Houdart E et al have proposed an angiographic classification of intracranial arteriovenous fistula and malformations  (Fig 19). Arteriovenous fistulae have maximum three arterial feeders reaching a single vein. A single arteriovenous channel is an example. Arteriolovenous fistulae have a plexiform arterial structure with several arteries feeding shunts in the wall of a single draining vein. Arteriolovenulous fistulae also have plexiform structure but the shunts have symmetrical arrangements with each afferent arteriole facing its efferent venule and the initial venous compartment being away from the shunts. Pial AVMs are generally arteriolovenulous type while dural AVMs are arteriolovenous type. Transarterial or transvenous embolisation can be done in arteriovenous and arteriolovenous fistulas while only arterial embolisation is permissible in arteriolovenulous fistula as blocking the vein which is located distally will raise intranidal pressure resulting in hemorrhage.

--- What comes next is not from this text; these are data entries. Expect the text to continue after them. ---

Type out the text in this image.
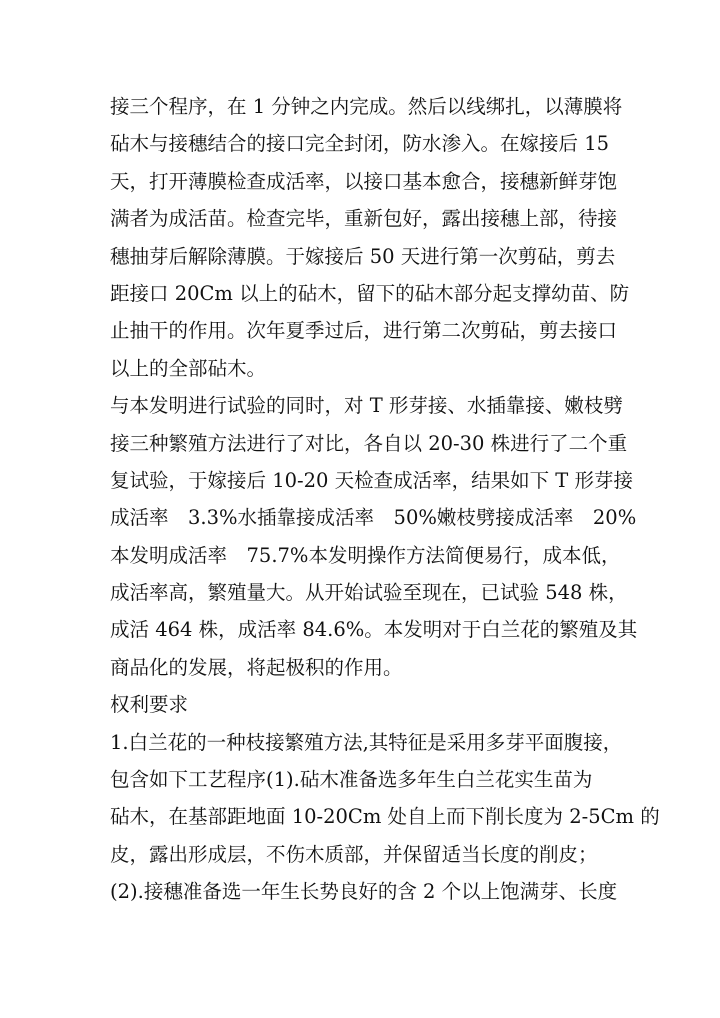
接三个程序，在 1 分钟之内完成。然后以线绑扎，以薄膜将
砧木与接穗结合的接口完全封闭，防水渗入。在嫁接后 15
天，打开薄膜检查成活率，以接口基本愈合，接穗新鲜芽饱
满者为成活苗。检查完毕，重新包好，露出接穗上部，待接
穗抽芽后解除薄膜。于嫁接后 50 天进行第一次剪砧，剪去
距接口 20Cm 以上的砧木，留下的砧木部分起支撑幼苗、防
止抽干的作用。次年夏季过后，进行第二次剪砧，剪去接口
以上的全部砧木。
与本发明进行试验的同时，对 T 形芽接、水插靠接、嫩枝劈
接三种繁殖方法进行了对比，各自以 20-30 株进行了二个重
复试验，于嫁接后 10-20 天检查成活率，结果如下 T 形芽接
成活率　3.3%水插靠接成活率　50%嫩枝劈接成活率　20%
本发明成活率　75.7%本发明操作方法简便易行，成本低，
成活率高，繁殖量大。从开始试验至现在，已试验 548 株，
成活 464 株，成活率 84.6%。本发明对于白兰花的繁殖及其
商品化的发展，将起极积的作用。
权利要求
1.白兰花的一种枝接繁殖方法,其特征是采用多芽平面腹接，
包含如下工艺程序(1).砧木准备选多年生白兰花实生苗为
砧木，在基部距地面 10-20Cm 处自上而下削长度为 2-5Cm 的
皮，露出形成层，不伤木质部，并保留适当长度的削皮；
(2).接穗准备选一年生长势良好的含 2 个以上饱满芽、长度
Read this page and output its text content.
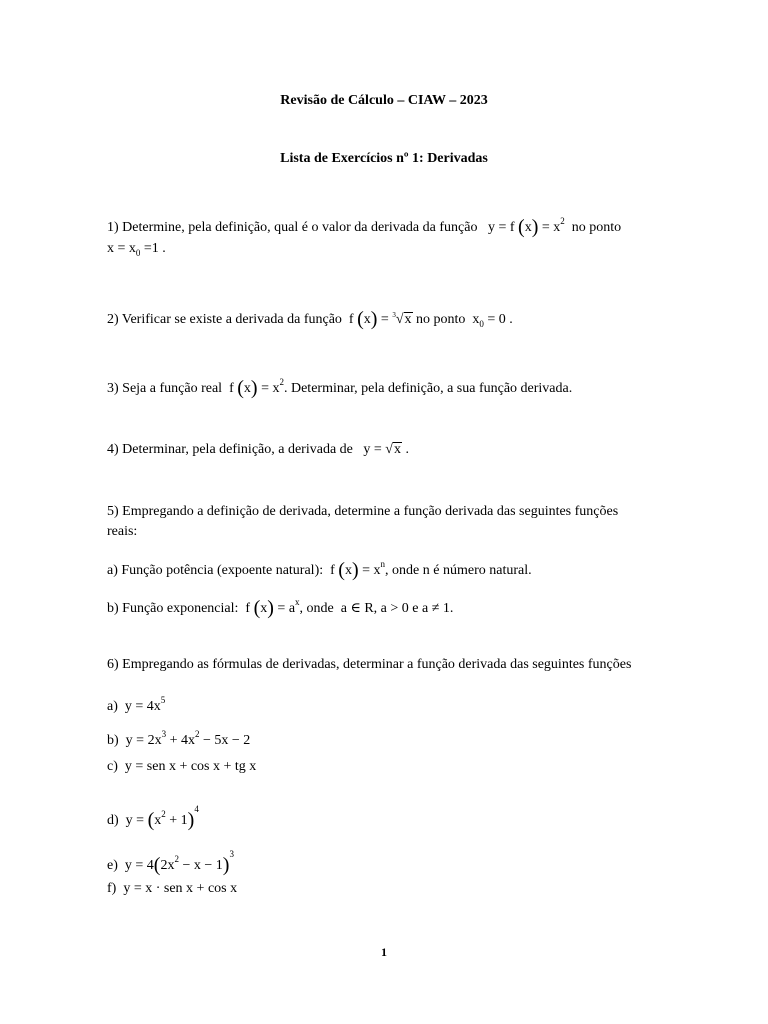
Revisão de Cálculo – CIAW – 2023
Lista de Exercícios nº 1: Derivadas
1) Determine, pela definição, qual é o valor da derivada da função   y = f $(x) = x^2$ no ponto
$x = x_0 =1$ .
2) Verificar se existe a derivada da função  f (x) = $^3$√x no ponto  $x_0 = 0$ .
3) Seja a função real  f $(x) = x^2$. Determinar, pela definição, a sua função derivada.
4) Determinar, pela definição, a derivada de   y = √x .
5) Empregando a definição de derivada, determine a função derivada das seguintes funções
reais:
a) Função potência (expoente natural):  f $(x) = x^n$, onde n é número natural.
b) Função exponencial:  f $(x) = a^x$, onde  a ∈ R, a > 0 e a ≠ 1.
6) Empregando as fórmulas de derivadas, determinar a função derivada das seguintes funções
a)  $y = 4x^5$
b)  $y = 2x^3 + 4x^2 - 5x - 2$
c)  y = sen x + cos x + tg x
d)  $y = (x^2 + 1)^4$
e)  $y = 4(2x^2 - x - 1)^3$
f)  y = x · sen x + cos x
1
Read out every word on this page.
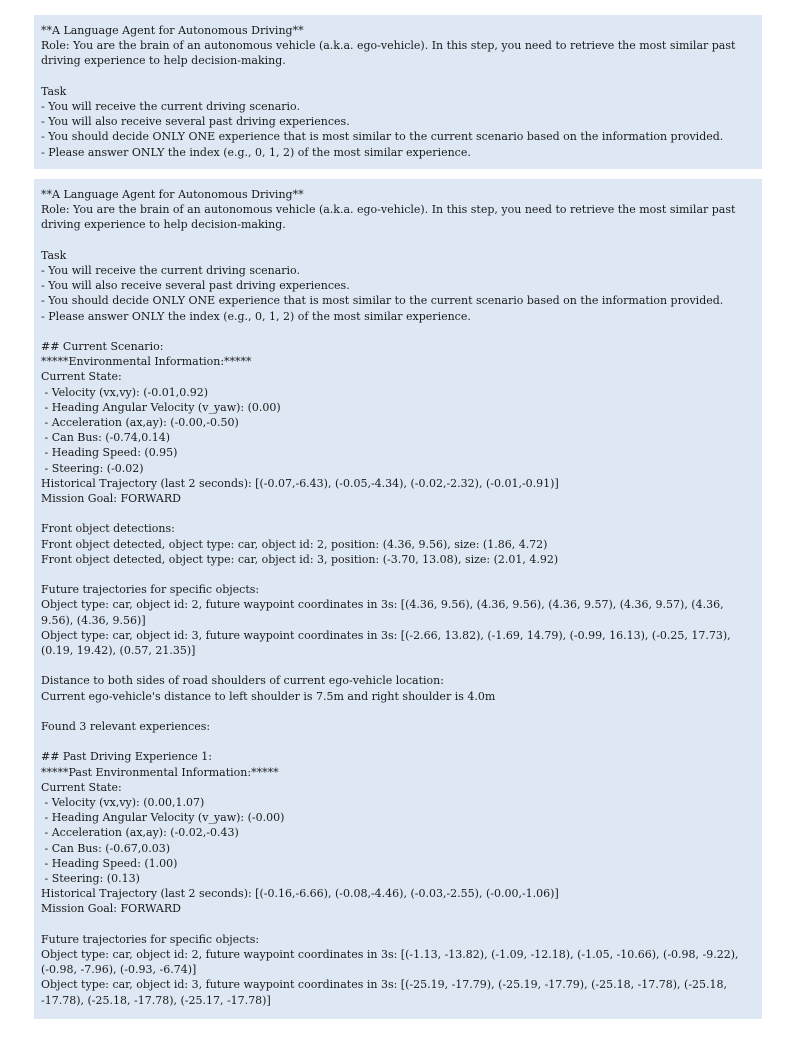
**A Language Agent for Autonomous Driving**
Role: You are the brain of an autonomous vehicle (a.k.a. ego-vehicle). In this step, you need to retrieve the most similar past driving experience to help decision-making.
Task
- You will receive the current driving scenario.
- You will also receive several past driving experiences.
- You should decide ONLY ONE experience that is most similar to the current scenario based on the information provided.
- Please answer ONLY the index (e.g., 0, 1, 2) of the most similar experience.
**A Language Agent for Autonomous Driving**
Role: You are the brain of an autonomous vehicle (a.k.a. ego-vehicle). In this step, you need to retrieve the most similar past driving experience to help decision-making.
Task
- You will receive the current driving scenario.
- You will also receive several past driving experiences.
- You should decide ONLY ONE experience that is most similar to the current scenario based on the information provided.
- Please answer ONLY the index (e.g., 0, 1, 2) of the most similar experience.
## Current Scenario:
*****Environmental Information:*****
Current State:
- Velocity (vx,vy): (-0.01,0.92)
- Heading Angular Velocity (v_yaw): (0.00)
- Acceleration (ax,ay): (-0.00,-0.50)
- Can Bus: (-0.74,0.14)
- Heading Speed: (0.95)
- Steering: (-0.02)
Historical Trajectory (last 2 seconds): [(-0.07,-6.43), (-0.05,-4.34), (-0.02,-2.32), (-0.01,-0.91)]
Mission Goal: FORWARD
Front object detections:
Front object detected, object type: car, object id: 2, position: (4.36, 9.56), size: (1.86, 4.72)
Front object detected, object type: car, object id: 3, position: (-3.70, 13.08), size: (2.01, 4.92)
Future trajectories for specific objects:
Object type: car, object id: 2, future waypoint coordinates in 3s: [(4.36, 9.56), (4.36, 9.56), (4.36, 9.57), (4.36, 9.57), (4.36, 9.56), (4.36, 9.56)]
Object type: car, object id: 3, future waypoint coordinates in 3s: [(-2.66, 13.82), (-1.69, 14.79), (-0.99, 16.13), (-0.25, 17.73), (0.19, 19.42), (0.57, 21.35)]
Distance to both sides of road shoulders of current ego-vehicle location:
Current ego-vehicle's distance to left shoulder is 7.5m and right shoulder is 4.0m
Found 3 relevant experiences:
## Past Driving Experience 1:
*****Past Environmental Information:*****
Current State:
- Velocity (vx,vy): (0.00,1.07)
- Heading Angular Velocity (v_yaw): (-0.00)
- Acceleration (ax,ay): (-0.02,-0.43)
- Can Bus: (-0.67,0.03)
- Heading Speed: (1.00)
- Steering: (0.13)
Historical Trajectory (last 2 seconds): [(-0.16,-6.66), (-0.08,-4.46), (-0.03,-2.55), (-0.00,-1.06)]
Mission Goal: FORWARD
Future trajectories for specific objects:
Object type: car, object id: 2, future waypoint coordinates in 3s: [(-1.13, -13.82), (-1.09, -12.18), (-1.05, -10.66), (-0.98, -9.22), (-0.98, -7.96), (-0.93, -6.74)]
Object type: car, object id: 3, future waypoint coordinates in 3s: [(-25.19, -17.79), (-25.19, -17.79), (-25.18, -17.78), (-25.18, -17.78), (-25.18, -17.78), (-25.17, -17.78)]
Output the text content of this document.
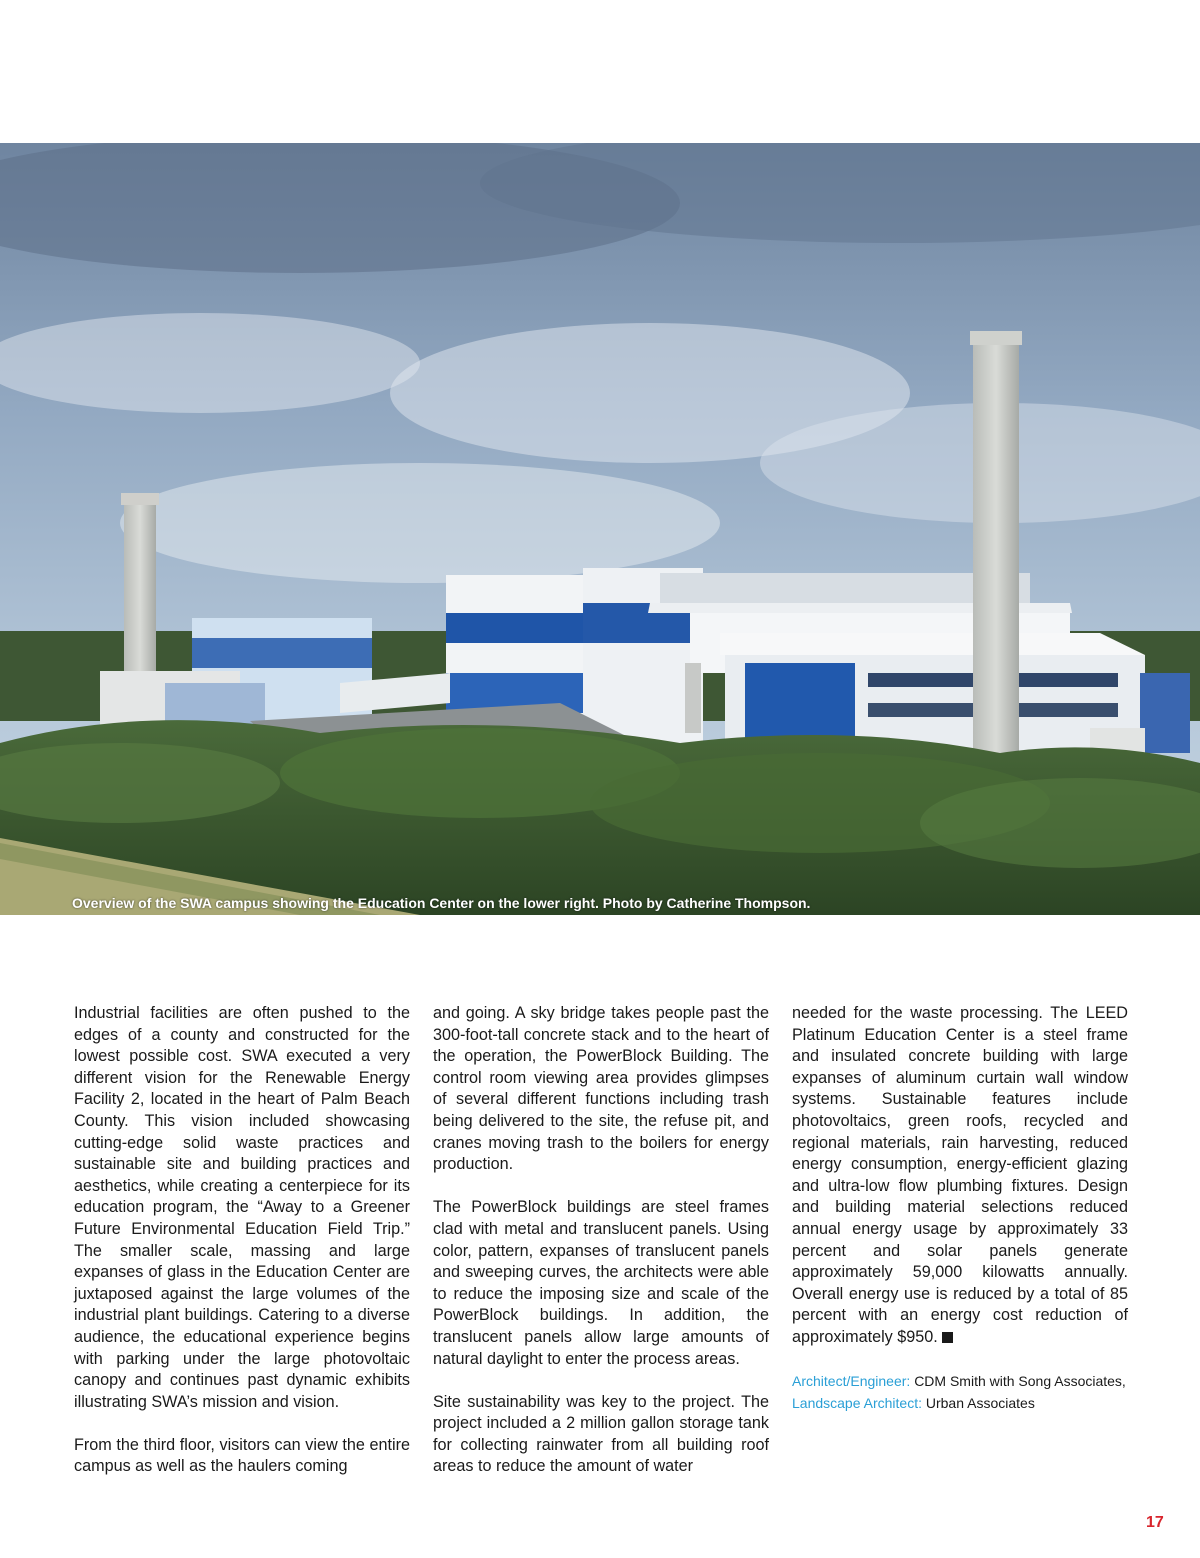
Overview of the SWA campus showing the Education Center on the lower right. Photo by Catherine Thompson.

Industrial facilities are often pushed to the edges of a county and constructed for the lowest possible cost. SWA executed a very different vision for the Renewable Energy Facility 2, located in the heart of Palm Beach County. This vision included showcasing cutting-edge solid waste practices and sustainable site and building practices and aesthetics, while creating a centerpiece for its education program, the “Away to a Greener Future Environmental Education Field Trip.” The smaller scale, massing and large expanses of glass in the Education Center are juxtaposed against the large volumes of the industrial plant buildings. Catering to a diverse audience, the educational experience begins with parking under the large photovoltaic canopy and continues past dynamic exhibits illustrating SWA’s mission and vision.

From the third floor, visitors can view the entire campus as well as the haulers coming

and going. A sky bridge takes people past the 300-foot-tall concrete stack and to the heart of the operation, the PowerBlock Building. The control room viewing area provides glimpses of several different functions including trash being delivered to the site, the refuse pit, and cranes moving trash to the boilers for energy production.

The PowerBlock buildings are steel frames clad with metal and translucent panels. Using color, pattern, expanses of translucent panels and sweeping curves, the architects were able to reduce the imposing size and scale of the PowerBlock buildings. In addition, the translucent panels allow large amounts of natural daylight to enter the process areas.

Site sustainability was key to the project. The project included a 2 million gallon storage tank for collecting rainwater from all building roof areas to reduce the amount of water

needed for the waste processing. The LEED Platinum Education Center is a steel frame and insulated concrete building with large expanses of aluminum curtain wall window systems. Sustainable features include photovoltaics, green roofs, recycled and regional materials, rain harvesting, reduced energy consumption, energy-efficient glazing and ultra-low flow plumbing fixtures. Design and building material selections reduced annual energy usage by approximately 33 percent and solar panels generate approximately 59,000 kilowatts annually. Overall energy use is reduced by a total of 85 percent with an energy cost reduction of approximately $950.

Architect/Engineer: CDM Smith with Song Associates, Landscape Architect: Urban Associates

17
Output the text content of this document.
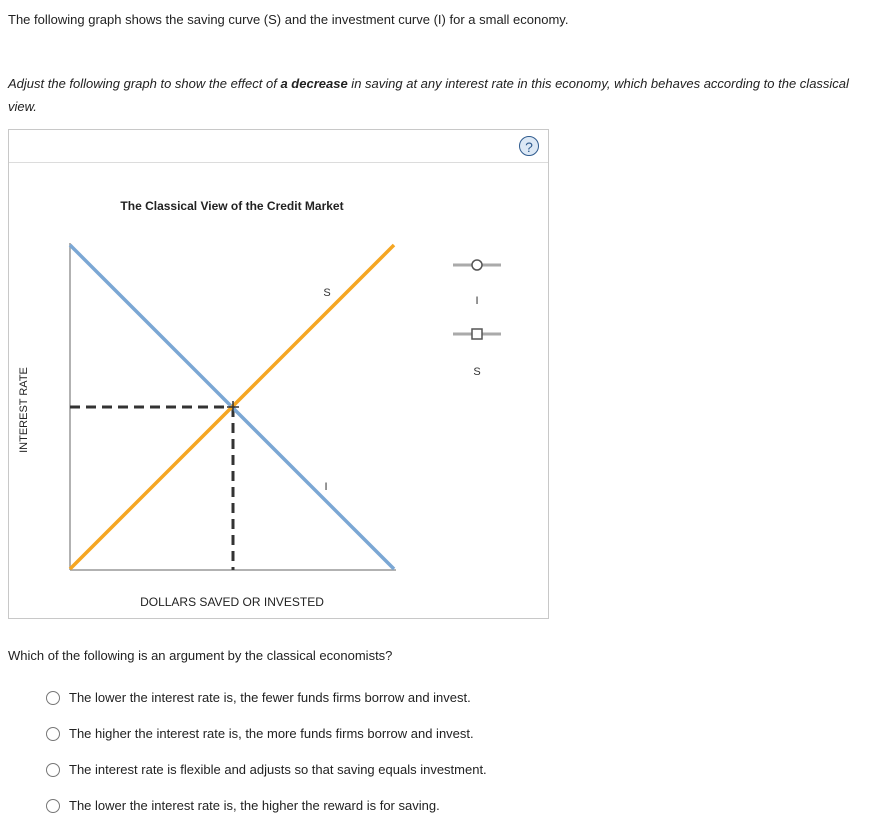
The following graph shows the saving curve (S) and the investment curve (I) for a small economy.
Adjust the following graph to show the effect of a decrease in saving at any interest rate in this economy, which behaves according to the classical view.
?
The Classical View of the Credit Market
INTEREST RATE
DOLLARS SAVED OR INVESTED
S
I
I
S
Which of the following is an argument by the classical economists?
The lower the interest rate is, the fewer funds firms borrow and invest.
The higher the interest rate is, the more funds firms borrow and invest.
The interest rate is flexible and adjusts so that saving equals investment.
The lower the interest rate is, the higher the reward is for saving.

The treatment of an intracranial AVM typically involves embolisation (Fig 20 A, B), direct surgical or microsurgical resection or radiosurgery. Usually, small or medium-sized AVMs located in noncritical areas of the brain can be removed successfully with conventional microsurgery. In contrast, large BAVMs or AVMs in eloquent cerebral locations usually require staged, multimodal treatment. Embolisation is performed alone when surgery is inadvisable or refused by the patient or can be done prior to surgery to reduce the volume of the AVM nidus or may follow microsurgery, radiosurgery, or both. Many different agents have been used for embolisation ; however, glue embolization with cyanoacrylates (NBCA) allows a permanent and complete cure of AVM. The complications resulting from embolization include hemorrhage, retrograde thrombosis, and inadvertent occlusion of nontarget vessels, normal perfusion pressure breakthrough (NPPB) and thrombosis of vein which drains both the AVM and normal adjacent brain.